When faced with this virtual deluge of “suspicious packages,” it became apparent to the two Postal Inspectors who staffed the “pilot program” that the operation's staff needed to be substantially increased from the two Postal Inspectors and one part-time secretary who administered the pilot stage of the operation. Nevertheless, this court finds that the “skeletal” staff who administered the “pilot program” acted with diligence in attempting to process promptly the first week’s 150 “suspicious” parcels. The government’s diligence in obtaining their search warrants is a consideration in the inquiry into the reasonableness of the delays presented by the instant motion to suppress. U.S. v. Place, 462 U.S. 696, 709, 103 S.Ct. 2637, 2645-46, 77 L.Ed.2d 110 (1983). Furthermore, this court finds that once the extent of the mail drug flow was accurately gauged by the United States Postal Inspectors, the “skeletal” staff was increased. Thus, this court is convinced that at all times during this “sting operation,” extending from the time of the “pilot program” forward, the government officials have acted with good faith and diligence.

Nevertheless, this court finds that the protracted delay of seven days in this case from the establishment of probable cause to the procurement of the search warrant was constitutionally prohibited. When this court weighs the legitimate needs of society and law enforcement officials to stem the dangerous flow of harmful drugs throughout the United States against individuals’ interests to be secure in their effects against unreasonable seizures, as guaranteed by the Fourth Amendment, there are occasions on which society’s interest in law enforcement will have to yield. This is one such case.
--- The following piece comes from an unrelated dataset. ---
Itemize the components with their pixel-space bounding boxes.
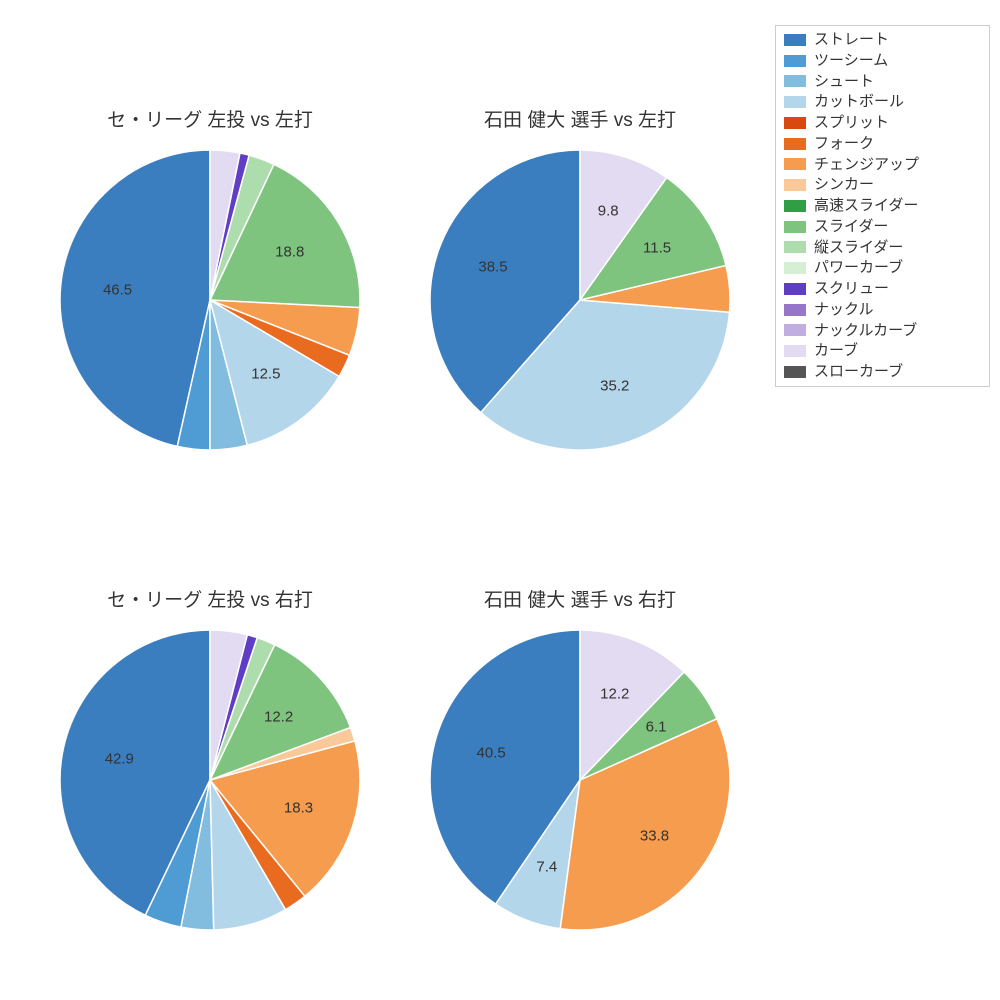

The government has cited this court to the case of Segura v. U.S., 468 U.S. 796, 806, 104 S.Ct. 3380, 3386, 82 L.Ed.2d 599 (1984), as authority for the proposition that the Supreme Court “has frequently approved warrantless seizures of property, on the basis of probable cause, for the time necessary to secure a warrant, where a warrantless search was either held to be or likely would have been impermissible.” This court finds that the Segura case is inapposite for two reasons. First, the Seg-ura case presented the Supreme Court with a situation wherein the period of delay before the issuance of the search warrant, and consequently the period of warrantless “seizure,” was only nineteen hours. The delay in the instant case gave rise to a warrantless seizure of seven days. Second, the delay of seven days in the instant case far surpassed the period of time “necessary to secure a warrant.” As noted below, testimony received by this court in the hearing on the motion to suppress in the Neer case indicates that a warrant to search the defendant’s parcel in the instant case could have been obtained in as little as IV2 days.